As an aside, I really like the idea of Long Bet, and I'm hoping it may prompt someone to come up with a theoretical argument against a SUNSA that buries my ideas for good. Now, it would be very easy to take the opposing side of my bet with the simple argument that the idea of 7/10 TIOBE languages dropping by 2027 won't happen because such a shift has never happened so quickly. However, I'd probably reject that kind of challenge as non-constructive, unless it was accompanied by something like a detailed data-backed case with models showing potential speed limits on the adoption of any language (which would be a constructive contribution).

Organization Status

In 2019 I explored the idea of putting together a proper research group and a more formal organization around the idea.

I put the breaks on that for three reasons. The first is I just don't have a particularly keen interest in building an organization.

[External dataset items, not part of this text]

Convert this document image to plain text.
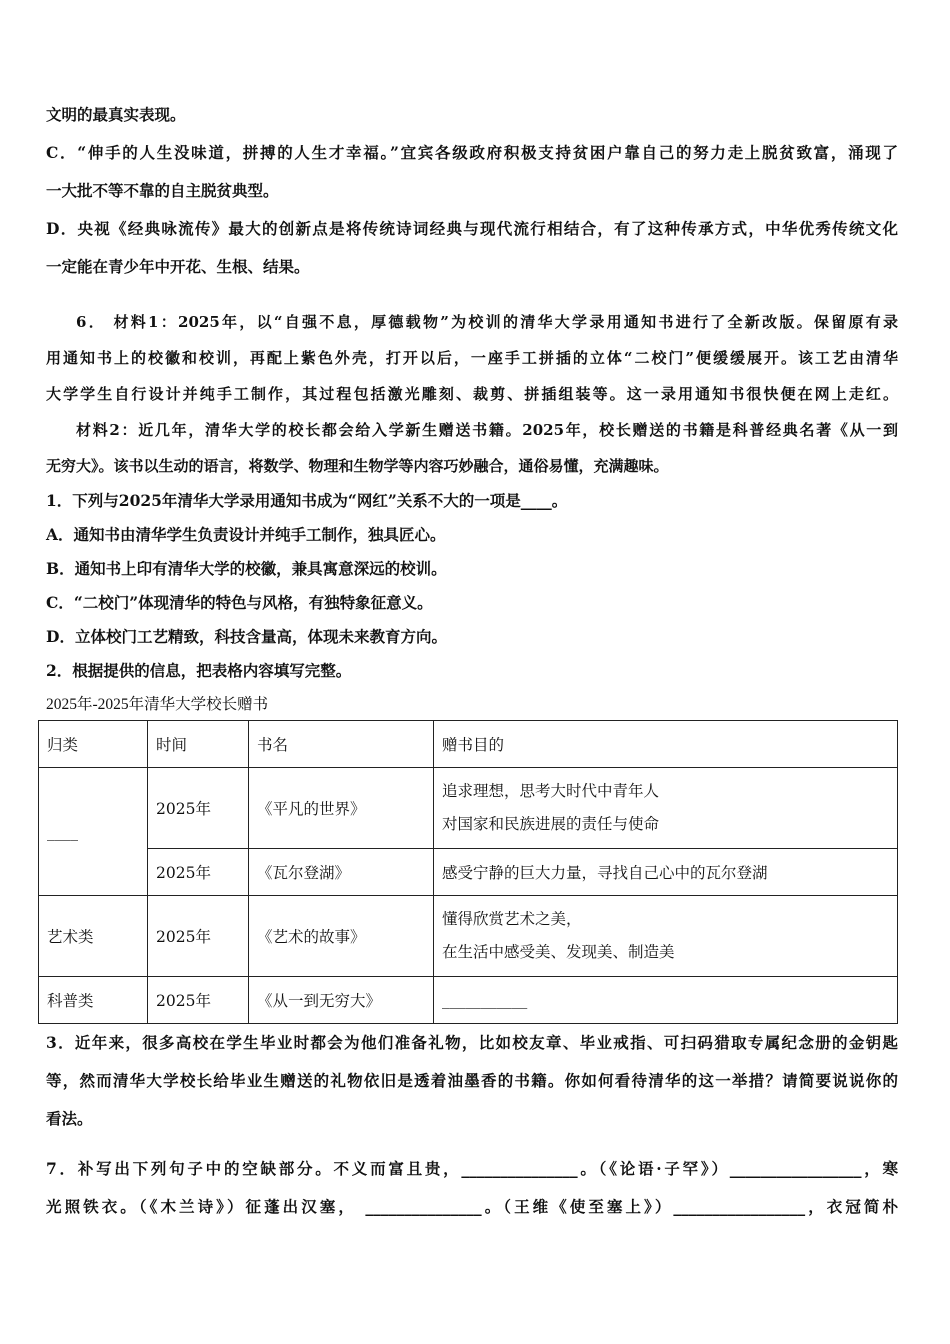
文明的最真实表现。
C．“伸手的人生没味道，拼搏的人生才幸福。”宜宾各级政府积极支持贫困户靠自己的努力走上脱贫致富，涌现了
一大批不等不靠的自主脱贫典型。
D．央视《经典咏流传》最大的创新点是将传统诗词经典与现代流行相结合，有了这种传承方式，中华优秀传统文化
一定能在青少年中开花、生根、结果。
6． 材料1：2025年，以“自强不息，厚德载物”为校训的清华大学录用通知书进行了全新改版。保留原有录
用通知书上的校徽和校训，再配上紫色外壳，打开以后，一座手工拼插的立体“二校门”便缓缓展开。该工艺由清华
大学学生自行设计并纯手工制作，其过程包括激光雕刻、裁剪、拼插组装等。这一录用通知书很快便在网上走红。
材料2：近几年，清华大学的校长都会给入学新生赠送书籍。2025年，校长赠送的书籍是科普经典名著《从一到
无穷大》。该书以生动的语言，将数学、物理和生物学等内容巧妙融合，通俗易懂，充满趣味。
1．下列与2025年清华大学录用通知书成为“网红”关系不大的一项是____。
A．通知书由清华学生负责设计并纯手工制作，独具匠心。
B．通知书上印有清华大学的校徽，兼具寓意深远的校训。
C．“二校门”体现清华的特色与风格，有独特象征意义。
D．立体校门工艺精致，科技含量高，体现未来教育方向。
2．根据提供的信息，把表格内容填写完整。
2025年-2025年清华大学校长赠书
归类	时间	书名	赠书目的
____	2025年	《平凡的世界》	追求理想，思考大时代中青年人
对国家和民族进展的责任与使命

	2025年	《瓦尔登湖》	感受宁静的巨大力量，寻找自己心中的瓦尔登湖
艺术类	2025年	《艺术的故事》	懂得欣赏艺术之美，
在生活中感受美、发现美、制造美

科普类	2025年	《从一到无穷大》	___________
3．近年来，很多高校在学生毕业时都会为他们准备礼物，比如校友章、毕业戒指、可扫码猎取专属纪念册的金钥匙
等，然而清华大学校长给毕业生赠送的礼物依旧是透着油墨香的书籍。你如何看待清华的这一举措？请简要说说你的
看法。
7．补写出下列句子中的空缺部分。不义而富且贵，_______________。（《论语·子罕》）_________________，寒
光照铁衣。（《木兰诗》）征蓬出汉塞， _______________。（王维《使至塞上》）_________________，衣冠简朴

I love to be part of a team, but I like to be more hands on with the ideas and the work of the team rather than the meta aspect. I've gotten great help for this project at an informal level, so there's no rush to formalize it. The second reason is I don't have a great aptitude for team building, and I'm not ready yet to dedicate the time to that. I get excited by ideas and am good at quickly explore new idea spaces, but being the captain who calmly guides the ship toward a known destination just isn't me right now. The third reason is just the idea remains too risky and ill-defined. If it's a good idea, growth will happen eventually, and there's no need to force it.

There is a loose confederation of folks I work on this idea with, but no formal organization with an office so far.

Conclusion

That's it for the recap of 2019! Tune in next year for a recap of 2020.

⁂

Notes

[1] Regardless of whether or not Tree Notation turns out to be a good idea, as one part of the effort to prove/disprove it I've built a lot of big datasets on languages and notations, which seem to be useful for other people. Credit for that is due to a number of people who advised me back in 2017 to "learn to research properly".

[2] Note that this means I am between 90-99% confident that Tree Notation is not a good idea. However, if it's a bad idea I am 40% confident the attempt to prove it a bad idea will have positive second-order effects. I am 50% confident that it will turn out I should have dropped this idea years ago, and it's a crackpot or Dunning–Kruger theory, and I'd be lying if I said I didn't recognize that as a highly probably scenario that has kept me up some nights.

[3] When it was first coming together, it wasn't a "book" as we think of books today and authorship is very fuzzy, but that doesn't affect things for my purposes here.